Anton Piller orders, a strategy devised by English Courts to prevent situations where the defendants might destroy evidence upon becoming aware of impending legal actions, are amongst the most potent weapons available in a plaintiff’s arsenal. An Anton Pillar order is a form of an exparte interlocutory injunction which authorizes the plaintiff to enter and inspect the defendants’ premises and seize infringing goods and documents. These orders are generally awarded in trademark and copyright cases and also cases involving theft of trade secrets and confidential information.
The first reported use of such an order was made in 1975 in EMI v. Pandit, to protect offending evidence from being destroyed. These orders gained recognition and popularity after the well-renowned case of Anton Piller KG v. Manufacturing Process in 1976 when Lord Denning and Lord Ormond laid down the foundational standards and requirements of such an order. The following three-step test for the grant of such orders was laid down by Ormond:
1) There must be an extremely strong prima-facie case;
2) The damage, potential or actual, must be very serious for the applicant;
3) There must be clear evidence that the defendants have in their possession incriminating documents or things, and that there exists a real possibility that they may destroy such material if notice is given to them.
In this case, the court also laid down a significant characteristic of such orders, which is that these orders are issued to the defendant in personam to “permit” inspection. The defendants therefore retain discretion of whether or not to allow the execution of such an order. It is this volitional element which makes an Anton Piller order different from a search order/warrant. If a defendant refuses to comply with such an order he does so at his own peril. However, as these orders are granted at an ex-parte stage, without giving the opposite party an opportunity to defend themselves, the judges in this case also stressed upon the great responsibility which rested on the persons carrying out such orders to ensure that they are meticulously executed with full respect to the defendant’s rights.
The potency and importance of these orders cannot be undermined especially in today’s digital age. However, plaintiffs and their lawyers should take into consideration that these orders are falling into disrepute due to a few cases wherein these orders were granted without safeguards prompting the defendants to call them excessive in nature. Courts around the world are therefore adopting safeguards to ensure a balance between the conflicting interests of the plaintiff and the defendant. The following brief discussion highlights the best practices being adopted by courts in other jurisdictions which India can benefit from.
One of the measures most frequently adopted by courts is the requirement of a full and frank disclosure by the plaintiff. Failure on the part of the plaintiff to provide such a disclosure may deprive him of any advantage which he may have derived from the breach of this duty.
In the 1992 case of Universal Thermosensors Ltd. v. Hibben and Ors, the Chancery Division laid down the following safeguards or guidelines to be followed during the execution of an Anton Piller order:
1) Orders should be executed on working days during office hours, so as to ensure that the defendant has access to a solicitor.
2) Preparation of a detailed record of materials removed at the time of execution of the order.

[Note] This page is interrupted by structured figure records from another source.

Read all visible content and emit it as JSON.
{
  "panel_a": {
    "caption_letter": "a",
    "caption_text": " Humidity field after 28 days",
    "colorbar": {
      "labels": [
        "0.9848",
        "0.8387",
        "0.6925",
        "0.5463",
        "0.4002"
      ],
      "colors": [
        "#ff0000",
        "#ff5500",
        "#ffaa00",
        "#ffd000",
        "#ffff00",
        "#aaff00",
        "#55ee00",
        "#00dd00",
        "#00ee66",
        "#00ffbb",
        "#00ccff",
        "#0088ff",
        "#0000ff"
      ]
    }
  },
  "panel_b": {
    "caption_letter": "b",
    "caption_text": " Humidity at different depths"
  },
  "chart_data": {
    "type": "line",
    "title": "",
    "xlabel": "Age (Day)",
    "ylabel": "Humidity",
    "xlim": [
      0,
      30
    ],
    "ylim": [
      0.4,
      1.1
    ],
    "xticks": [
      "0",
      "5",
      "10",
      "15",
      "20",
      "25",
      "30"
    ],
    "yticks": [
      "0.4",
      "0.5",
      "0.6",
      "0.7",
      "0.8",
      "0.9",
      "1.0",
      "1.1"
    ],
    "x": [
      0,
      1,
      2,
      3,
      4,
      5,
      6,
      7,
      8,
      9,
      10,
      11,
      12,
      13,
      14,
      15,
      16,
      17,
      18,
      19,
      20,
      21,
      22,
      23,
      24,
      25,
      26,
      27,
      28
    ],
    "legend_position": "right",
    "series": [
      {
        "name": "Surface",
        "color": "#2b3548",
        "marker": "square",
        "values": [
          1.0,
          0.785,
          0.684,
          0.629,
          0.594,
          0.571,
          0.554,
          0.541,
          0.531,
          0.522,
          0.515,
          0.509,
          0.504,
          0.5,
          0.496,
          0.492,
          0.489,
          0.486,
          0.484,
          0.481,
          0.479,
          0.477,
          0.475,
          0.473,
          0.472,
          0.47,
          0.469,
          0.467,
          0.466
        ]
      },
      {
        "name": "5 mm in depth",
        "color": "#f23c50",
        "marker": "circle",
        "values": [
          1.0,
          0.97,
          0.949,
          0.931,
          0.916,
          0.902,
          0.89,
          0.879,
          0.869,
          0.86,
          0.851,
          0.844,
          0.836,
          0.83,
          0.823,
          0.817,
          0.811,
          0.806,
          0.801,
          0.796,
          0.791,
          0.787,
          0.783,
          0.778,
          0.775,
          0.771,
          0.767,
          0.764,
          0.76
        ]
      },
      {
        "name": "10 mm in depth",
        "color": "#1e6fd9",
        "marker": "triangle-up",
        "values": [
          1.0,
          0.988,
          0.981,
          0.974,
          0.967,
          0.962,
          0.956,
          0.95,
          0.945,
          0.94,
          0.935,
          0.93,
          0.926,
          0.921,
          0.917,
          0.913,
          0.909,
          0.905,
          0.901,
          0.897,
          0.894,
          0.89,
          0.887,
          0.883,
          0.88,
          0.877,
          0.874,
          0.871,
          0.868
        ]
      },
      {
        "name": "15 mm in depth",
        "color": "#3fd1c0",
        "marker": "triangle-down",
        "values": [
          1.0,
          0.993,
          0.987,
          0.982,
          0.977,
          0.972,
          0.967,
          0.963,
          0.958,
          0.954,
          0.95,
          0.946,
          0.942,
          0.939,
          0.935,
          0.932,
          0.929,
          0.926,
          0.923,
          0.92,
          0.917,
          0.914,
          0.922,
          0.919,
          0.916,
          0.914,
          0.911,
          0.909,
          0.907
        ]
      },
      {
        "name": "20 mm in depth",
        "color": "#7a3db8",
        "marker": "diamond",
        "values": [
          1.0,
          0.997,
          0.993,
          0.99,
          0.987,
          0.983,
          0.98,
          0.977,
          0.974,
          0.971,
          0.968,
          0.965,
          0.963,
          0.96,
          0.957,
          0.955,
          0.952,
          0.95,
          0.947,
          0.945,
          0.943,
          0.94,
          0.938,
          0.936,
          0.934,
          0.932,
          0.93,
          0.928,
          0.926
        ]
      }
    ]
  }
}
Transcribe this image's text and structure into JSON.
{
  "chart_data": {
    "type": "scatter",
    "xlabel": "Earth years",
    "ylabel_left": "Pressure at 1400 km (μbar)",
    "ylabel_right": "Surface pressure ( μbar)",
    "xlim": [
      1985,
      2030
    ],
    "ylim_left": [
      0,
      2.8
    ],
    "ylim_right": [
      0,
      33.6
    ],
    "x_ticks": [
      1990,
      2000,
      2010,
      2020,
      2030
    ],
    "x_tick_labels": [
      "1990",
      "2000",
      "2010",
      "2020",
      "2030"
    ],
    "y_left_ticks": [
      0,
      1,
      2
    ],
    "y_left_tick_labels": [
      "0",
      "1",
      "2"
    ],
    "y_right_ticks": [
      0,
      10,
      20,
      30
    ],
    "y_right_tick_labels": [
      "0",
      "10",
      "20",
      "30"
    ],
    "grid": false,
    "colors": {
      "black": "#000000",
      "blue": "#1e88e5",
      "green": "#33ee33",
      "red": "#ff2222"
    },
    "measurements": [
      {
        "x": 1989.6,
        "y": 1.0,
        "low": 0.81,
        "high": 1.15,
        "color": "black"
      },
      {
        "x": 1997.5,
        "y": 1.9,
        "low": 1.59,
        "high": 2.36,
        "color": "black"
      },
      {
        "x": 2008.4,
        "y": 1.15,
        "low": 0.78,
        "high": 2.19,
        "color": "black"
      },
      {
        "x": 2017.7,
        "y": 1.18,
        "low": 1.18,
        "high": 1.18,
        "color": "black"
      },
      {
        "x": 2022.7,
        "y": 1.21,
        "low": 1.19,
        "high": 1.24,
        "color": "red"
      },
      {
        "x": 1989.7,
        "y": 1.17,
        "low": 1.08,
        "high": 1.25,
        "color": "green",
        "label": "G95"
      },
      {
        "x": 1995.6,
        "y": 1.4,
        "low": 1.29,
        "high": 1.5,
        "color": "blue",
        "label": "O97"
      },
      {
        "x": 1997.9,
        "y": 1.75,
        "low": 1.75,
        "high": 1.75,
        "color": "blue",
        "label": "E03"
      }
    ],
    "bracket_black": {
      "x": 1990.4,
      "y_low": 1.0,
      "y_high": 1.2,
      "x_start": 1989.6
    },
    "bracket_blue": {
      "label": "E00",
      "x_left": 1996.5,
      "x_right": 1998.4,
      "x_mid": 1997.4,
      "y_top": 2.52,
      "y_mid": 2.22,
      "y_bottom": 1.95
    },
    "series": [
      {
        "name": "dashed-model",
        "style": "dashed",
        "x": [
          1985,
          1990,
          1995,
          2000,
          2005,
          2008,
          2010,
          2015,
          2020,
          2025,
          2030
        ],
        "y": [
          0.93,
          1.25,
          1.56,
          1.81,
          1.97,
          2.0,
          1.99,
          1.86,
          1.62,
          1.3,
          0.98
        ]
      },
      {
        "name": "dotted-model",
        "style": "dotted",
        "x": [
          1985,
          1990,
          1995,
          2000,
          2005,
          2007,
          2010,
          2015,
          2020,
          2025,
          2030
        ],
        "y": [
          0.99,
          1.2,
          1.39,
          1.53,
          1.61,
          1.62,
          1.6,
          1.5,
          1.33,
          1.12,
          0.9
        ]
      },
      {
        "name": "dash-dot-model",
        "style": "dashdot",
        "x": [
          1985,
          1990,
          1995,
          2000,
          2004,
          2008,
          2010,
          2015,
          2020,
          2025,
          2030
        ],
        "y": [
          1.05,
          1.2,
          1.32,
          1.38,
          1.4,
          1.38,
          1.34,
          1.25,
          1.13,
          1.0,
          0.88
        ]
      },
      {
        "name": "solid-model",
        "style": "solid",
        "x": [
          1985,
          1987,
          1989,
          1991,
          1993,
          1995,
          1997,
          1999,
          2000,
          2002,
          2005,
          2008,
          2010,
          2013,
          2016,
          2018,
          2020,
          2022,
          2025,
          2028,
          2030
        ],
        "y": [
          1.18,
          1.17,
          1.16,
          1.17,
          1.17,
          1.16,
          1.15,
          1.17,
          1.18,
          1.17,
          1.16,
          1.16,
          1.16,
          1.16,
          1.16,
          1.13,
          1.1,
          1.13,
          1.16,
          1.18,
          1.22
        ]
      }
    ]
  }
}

3) The solicitor executing the order should be neutral and experienced.
4) The order should be carried out in the presence of the defendant or his representative.
5) Where the premises are likely to be occupied by an unaccompanied woman, if the supervising solicitor is a man, he has to be accompanied by a woman.
Further, in the 2006 case of Canadian Bearings Ltd. and Ors. v. Celanese Canada Inc. and Anr., the court also laid down the following additional safeguards:
1) The scope of an Anton Piller order should not be wider than what is necessary and material which is not spelled out in the order should not be removed.
2) The number of persons who are to execute the search should be limited and their names should be specified in the order.
3) The order should state explicitly that the defendant is entitled to return to court on short notice to discharge the order.
4) The order should contain a limited use clause namely, that the documents seized should only be used for the pending litigation.
5) A list of all evidence seized should be prepared and provided to the defendant for inspection and verification at the end of the search and before the removal of the evidence.
6) Where this is not practicable, documents seized should be placed in the custody of the independent supervising solicitor.
The court in this case also laid down that the onus to rebut the presumption of a risk of prejudice to the searched party was on the searching party and not the other way round. It is therefore very important for the lawyers executing an Anton Piller order to diligently follow the explicit terms of the order.